Les millionnaires de la planète sont aujourd’hui en mal de liquidités. C’est en tout cas ce qu’affirme un rapport de Capgemini, qui souligne la perte de 2 000 milliards de dollars dans le monde en 2018.

Le World Wealth Report 2019 de Capgemini analyse les Ultra high-net-worth individuals, soient les personnes qui pèsent au moins 30 millions de dollars. La part de cette population aurait ainsi reculé de 4 %, et leur richesse aurait chuté de 6 %. Ce fléchissement a ainsi engendré 75 % du recul global des richesses mondiales.


La deuxième catégorie la plus touchée est celle que le rapport appelle les « millionnaires intermédiaires » (ou High-net-worth individuals), qui pèsent entre 5 et 30 millions de dollars. Cette population représente 20 % du recul global des richesses. En revanche, les « millionnaires next-door », qui ont une fortune entre 1 et 5 millions de dollars, restent les moins touchés par ce déclin, alors qu’ils représentent 90 % des millionnaires concernés.

Le recul des richesses est surtout provoqué par la Chine, puisque la région Asie-Pacifique représente 100 milliards de dollars de pertes. La part des millionnaires intermédiaires a en effet chuté de 2 % et leur richesse de 5 %. Le rapport note que : « La Chine est responsable à elle seule de plus de la moitié (53 %) de la région Asie-Pacifique, et de plus de 25 % des pertes de richesse chez les millionnaires intermédiaires.

Le rapport ajoute que la fortune des millionnaires intermédiaires est également en déclin dans d’autres régions : -4 % en Amérique latine, -3 % en Europe et -1 % en Amérique du Nord. Le Moyen-Orient, lui, est l’exception qui confirme la règle, avec 4 % de richesse en plus pour les millionnaires intermédiaires qui sont 6 % supplémentaires, notamment grâce à un PIB robuste et un marché financier prospère.

Cliff Evans, vice-président chez Capgemini, a déclaré à Forbes que les milliardaires (qui constituent le haut du panier) ne sont pas protégés contre l’actualité du marché mondial, qu’il définit d’ailleurs comme une « période d’incertitude élevée ». 

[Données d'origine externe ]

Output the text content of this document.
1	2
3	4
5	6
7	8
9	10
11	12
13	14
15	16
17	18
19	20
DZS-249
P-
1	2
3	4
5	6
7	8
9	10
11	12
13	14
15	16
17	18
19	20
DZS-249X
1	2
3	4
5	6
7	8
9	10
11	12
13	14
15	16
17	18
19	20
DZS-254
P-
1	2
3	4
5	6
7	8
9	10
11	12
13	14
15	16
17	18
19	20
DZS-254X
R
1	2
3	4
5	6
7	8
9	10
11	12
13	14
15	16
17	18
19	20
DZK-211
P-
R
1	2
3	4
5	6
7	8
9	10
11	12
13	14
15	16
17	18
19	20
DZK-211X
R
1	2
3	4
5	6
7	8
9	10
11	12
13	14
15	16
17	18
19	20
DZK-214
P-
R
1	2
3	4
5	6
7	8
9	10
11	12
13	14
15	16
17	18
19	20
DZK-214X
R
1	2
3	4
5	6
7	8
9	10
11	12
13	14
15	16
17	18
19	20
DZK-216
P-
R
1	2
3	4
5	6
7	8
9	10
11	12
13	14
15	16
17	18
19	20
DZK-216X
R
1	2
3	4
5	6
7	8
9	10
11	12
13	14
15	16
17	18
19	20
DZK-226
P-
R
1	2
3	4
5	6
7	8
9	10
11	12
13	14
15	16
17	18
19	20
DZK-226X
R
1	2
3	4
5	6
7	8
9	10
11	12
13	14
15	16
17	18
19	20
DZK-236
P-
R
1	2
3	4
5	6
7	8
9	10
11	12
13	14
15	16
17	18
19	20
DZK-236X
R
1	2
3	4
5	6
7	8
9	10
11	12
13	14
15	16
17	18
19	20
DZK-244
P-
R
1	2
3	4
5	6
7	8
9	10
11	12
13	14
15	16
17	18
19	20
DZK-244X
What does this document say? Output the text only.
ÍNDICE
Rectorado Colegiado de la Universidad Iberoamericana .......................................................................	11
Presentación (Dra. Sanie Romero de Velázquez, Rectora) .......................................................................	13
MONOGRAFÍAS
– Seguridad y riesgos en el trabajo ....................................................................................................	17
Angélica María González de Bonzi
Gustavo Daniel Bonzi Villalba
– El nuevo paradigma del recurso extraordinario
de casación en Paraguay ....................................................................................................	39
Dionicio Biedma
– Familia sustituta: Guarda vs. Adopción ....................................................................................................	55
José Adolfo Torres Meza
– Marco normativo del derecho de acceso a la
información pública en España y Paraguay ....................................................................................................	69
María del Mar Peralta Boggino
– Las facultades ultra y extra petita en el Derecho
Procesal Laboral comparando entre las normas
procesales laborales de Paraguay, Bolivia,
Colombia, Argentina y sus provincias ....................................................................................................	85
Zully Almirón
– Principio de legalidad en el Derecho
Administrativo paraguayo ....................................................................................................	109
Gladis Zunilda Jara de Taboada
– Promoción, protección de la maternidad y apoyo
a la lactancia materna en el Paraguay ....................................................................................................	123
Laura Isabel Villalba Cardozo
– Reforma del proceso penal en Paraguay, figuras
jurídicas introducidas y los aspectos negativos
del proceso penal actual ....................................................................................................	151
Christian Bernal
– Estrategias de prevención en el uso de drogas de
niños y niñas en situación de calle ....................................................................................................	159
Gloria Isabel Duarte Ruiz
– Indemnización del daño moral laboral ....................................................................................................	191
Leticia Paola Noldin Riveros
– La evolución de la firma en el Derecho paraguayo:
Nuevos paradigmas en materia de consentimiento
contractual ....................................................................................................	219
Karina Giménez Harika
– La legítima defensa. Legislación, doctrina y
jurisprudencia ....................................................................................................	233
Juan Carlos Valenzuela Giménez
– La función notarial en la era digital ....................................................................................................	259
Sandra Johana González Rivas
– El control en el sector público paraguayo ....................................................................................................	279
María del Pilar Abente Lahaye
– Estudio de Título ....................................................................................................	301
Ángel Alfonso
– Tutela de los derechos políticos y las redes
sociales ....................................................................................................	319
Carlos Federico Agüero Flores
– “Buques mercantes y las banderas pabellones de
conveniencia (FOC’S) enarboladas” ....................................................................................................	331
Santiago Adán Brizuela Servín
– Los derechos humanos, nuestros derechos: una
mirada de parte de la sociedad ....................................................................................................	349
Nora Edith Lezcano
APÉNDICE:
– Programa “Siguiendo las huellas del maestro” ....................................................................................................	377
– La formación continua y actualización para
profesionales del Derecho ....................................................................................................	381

Il ajoute : « Sans vouloir distinguer les milliardaires, je ne pense pas qu’ils soient protégés contre quoi que ce soit. Ce sont eux qui connaissent aujourd’hui les plus grandes pertes ».

Après une période de croissance de 7 ans, Cliff Evans estime que ce ralentissement provient des incertitudes quant aux relations diplomatiques entre la Chine et les États-Unis et de la pression sur le yuan qui en découle. Selon le rapport, la Chine est responsable de 53 % des pertes globales pour la région Asie-Pacifique, et les marchés chinois ont perdu plus de 2 500 milliards en capitalisation boursière l’an passé.

Bien que Bernard Arnault ait récemment fait les gros titres en devenant le troisième milliardaire (et le premier Européen) à valoir plus de 100 milliards de dollars, l’Europe est pourtant responsable de 24 % des pertes de richesse, avec plus de 2 000 milliards perdus par les millionnaires intermédiaires en 2018.

Selon le rapport de Capgemini, l’Europe a perdu 0,5 % de sa population de millionnaires intermédiaires, avec un pic de 3 % au Royaume-Uni. De plus, la croissance économique britannique est à son plus bas depuis 2012, en partie à cause de la « paralysie politique provoquée par le Brexit », qui fait peser de nombreuses incertitudes sur le marché. Des secteurs phares, tels que l’industrie et la construction, connaissent notamment un déclin marqué.

En revanche, l’Amérique du Nord était l’une des seules régions à enregistrer une augmentation de sa part de millionnaires intermédiaires (0,4 %), même si leur richesse a chuté de 1 %. Le rapport ajoute que : « Les millionnaires intermédiaires aux États-Unis ont fait mieux que dans d’autres pays développés, et ce grâce à la croissance économique. Le PIB américain a en effet augmenté de 3 % en 2018, contre déjà 2 % en 2017, avec une diminution nette du chômage et une légère augmentation des salaires ».